Diocletian, struck by the amazing endurance of Saint Clement, sent him to Nicomedia to his co-emperor Maximian. On the ship, the saint was joined by his disciple Agathangelus, who had avoided being executed with the other confessors, and who now wanted to suffer and die for Christ with Bishop Clement.
The emperor Maximian in turn sent Saints Clement and Agathangelus to the governor Agrippina, who subjected them to such inhuman torments, that even the pagan on-lookers felt pity for the martyrs and they began to pelt the torturers with stones.
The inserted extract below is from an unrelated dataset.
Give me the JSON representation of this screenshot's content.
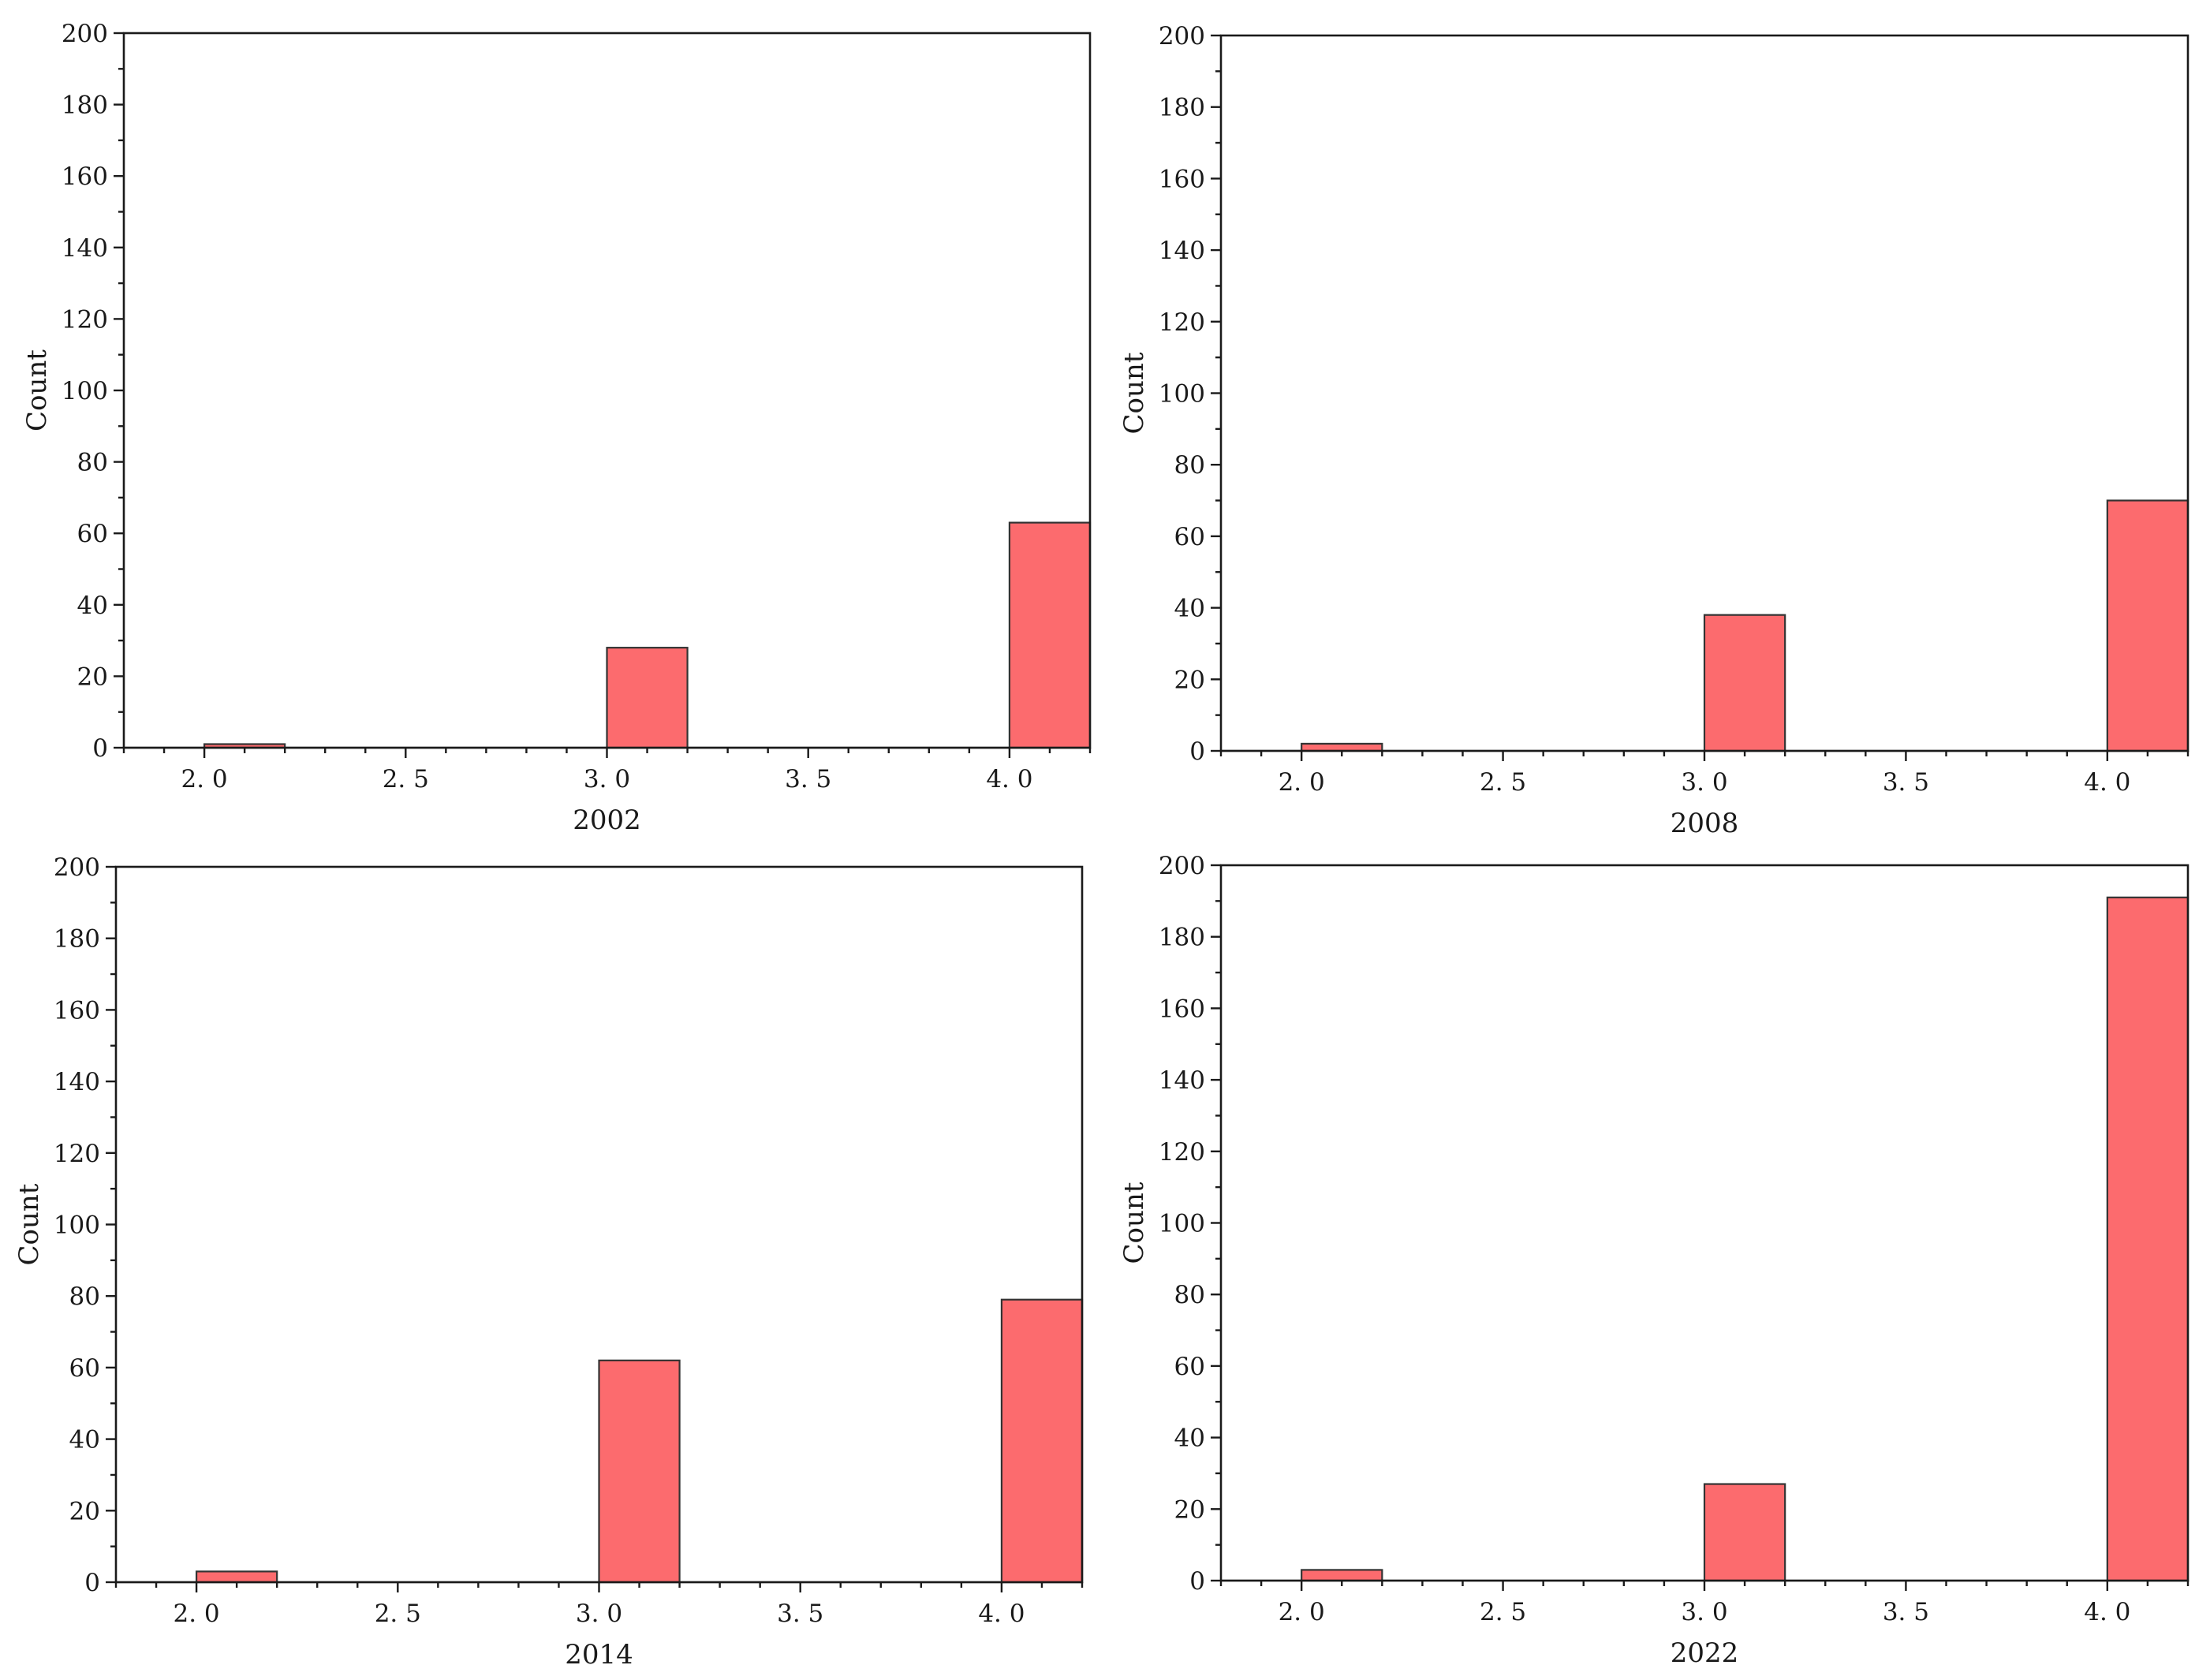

Having been set free, the saints healed an inhabitant of the city through the laying on of hands and they baptized and instructed people, thronging to them in multitudes. Arrested again on orders of Maximian, they were sent home to Ancyra, where the ruler Cyrenius had them tortured. Then they were sent to the city of Amasea to the proconsul Dometius, known for his great cruelty.
In Amasea, the martyrs were thrown into hot lime. They spent a whole day in it and remained unharmed. They flayed them, beat them with iron rods, set them on red-hot beds, and poured sulfur on their bodies.
All this failed to harm the saints, and they were sent to Tarsus for new tortures. In the wilderness along the way Saint Clement had a revelation that he would suffer a total of twenty-eight years for Christ. Then having endured a multitude of tortures, the saints were locked up in prison.
Saint Agathangelus was beheaded with the sword on November 5. The Christians of Ancyra freed Saint Clement from prison and took him to a cave church.
There, after celebrating Liturgy, the saint announced to the faithful the impending end of the persecution and his own martyrdom. On January 23, the holy hierarch was killed by soldiers from the city, who stormed the church.
The saint was beheaded as he stood before the altar and offered the Bloodless Sacrifice. Two deacons, Christopher and Chariton, were beheaded with him, but no one else was harmed.
2. The Sixth Ecumenical Council was convened by the emperor Constantine Pogonatos (668-685) at Constantinople in the year 681 to combat the Monothelite heresy. At it 171 holy Fathers were present, who affirmed the doctrine of two wills in Jesus Christ, the divine and the human.
This Council was followed by another Council in the year 691, called the Council of Trullo. This Council addressed certain practical matters, and 102 canons were promulgated.